Spokesman for price comparison site Bonkers.ie, Daragh Cassidy, said the government and Taoiseach Micheál Martin will have to act, remarking: “No one is under the illusion that Ireland is a cheap place to live.” However, the magnitude of the price difference between Ireland and our neighbors is quite shocking. And it’s getting worse, which doesn’t bode well for our competitiveness.
“In 2016, prices in Ireland were 29% above the EU average. But that gap has widened every year since. Of course, salaries in Ireland are also above the EU average. However no more than 40% for most people. I urge the government to consider measures that are within its control to reduce the impact of high prices and the cost of living.
“At 23%, our VAT rate is among the highest in the world, while GP visit fees and hospital stays undoubtedly lead us to have the highest healthcare costs in the world. EU. Meanwhile, we have astronomical childcare costs, while government stamp duty drives up car insurance and home insurance.
“Consumer bodies such as the CCPC and regulators such as the CRU for energy and ComReg for telecommunications also need to do a better job of advocating for consumers more. If they need more powers to enforce laws and
lower prices, they should demand them. I would also like the creation of a new ministerial post for consumption.
Duncan Graham, from retailer lobby group Retail Excellence, agreed the 23% VAT rate was a major factor in the high costs facing consumers here, but also pointed to the impact of Brexit.
Mr Graham added: ‘While Irish retailers have tried to move their supply chains to other parts of the world…we are still very much attached to the UK as it is our closest neighbour.’ It’s going to take some time to change the supply chain and it’s also going to take some time to change people’s tastes for these British products.
Ireland and Denmark were the two costliest EU member states, as they are both small and geographically on the periphery of Europe “resulting in higher transport costs”, Austin said. Hughes, chief economist of KBC Bank.
“An important component of the higher price point tends to be food and drink prices.

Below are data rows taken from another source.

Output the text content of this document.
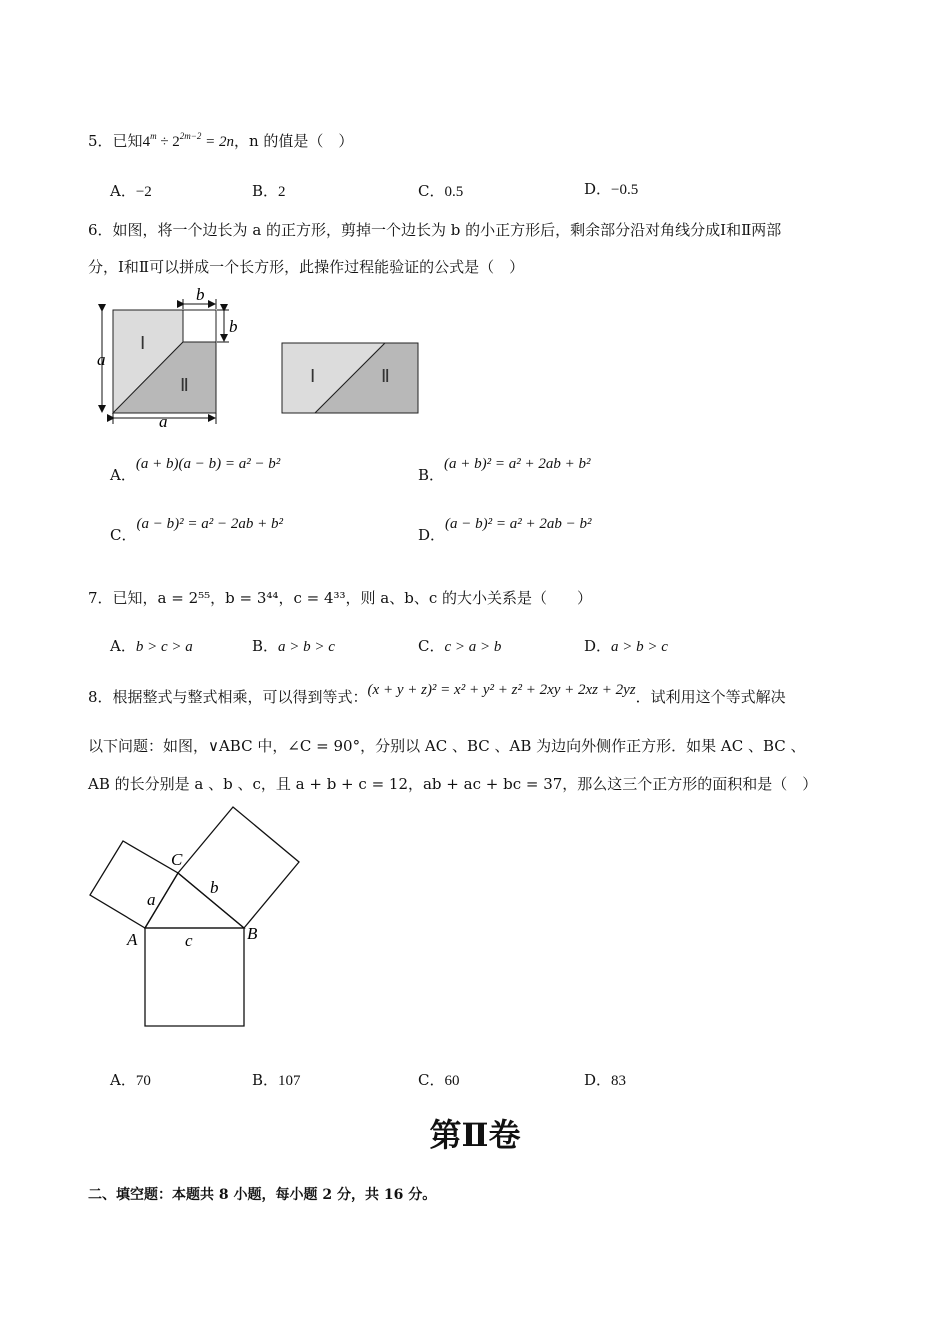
5．已知$4^m \div 2^{2m-2} = 2n$，n 的值是（　）
A．−2	B．2	C．0.5	D．−0.5
6．如图，将一个边长为 a 的正方形，剪掉一个边长为 b 的小正方形后，剩余部分沿对角线分成Ⅰ和Ⅱ两部
分，Ⅰ和Ⅱ可以拼成一个长方形，此操作过程能验证的公式是（　）
b
b
a
a
Ⅰ
Ⅱ	Ⅰ	Ⅱ
A．(a + b)(a − b) = a² − b²
B．(a + b)² = a² + 2ab + b²
C．(a − b)² = a² − 2ab + b²
D．(a − b)² = a² + 2ab − b²
7．已知，a = 2⁵⁵，b = 3⁴⁴，c = 4³³，则 a、b、c 的大小关系是（　　）
A．b > c > a	B．a > b > c	C．c > a > b	D．a > b > c
8．根据整式与整式相乘，可以得到等式：(x + y + z)² = x² + y² + z² + 2xy + 2xz + 2yz．试利用这个等式解决
以下问题：如图，∨ABC 中，∠C = 90°，分别以 AC 、BC 、AB 为边向外侧作正方形．如果 AC 、BC 、
AB 的长分别是 a 、b 、c，且 a + b + c = 12，ab + ac + bc = 37，那么这三个正方形的面积和是（　）
A	B
C
a
b
c
A．70	B．107	C．60	D．83
第Ⅱ卷
二、填空题：本题共 8 小题，每小题 2 分，共 16 分。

So emphasizing quality food and taxing alcohol are choices within the country. We have to import but we produce a lot and we have quite high standards for food and food quality.
The European Commission said the wide variation in price levels for products such as alcoholic beverages was due to large differences in taxation for these products, with Ireland having particularly high excise duties.
The report shows that communication costs in Ireland are the second highest in the EU, energy costs are the fifth highest, while prices for hotels and restaurants in Ireland were 29.5 % above the EU average in 2021.
The cost of personal transport equipment such as cars and bicycles in Ireland was 13.1% above average – the third highest price level in the EU.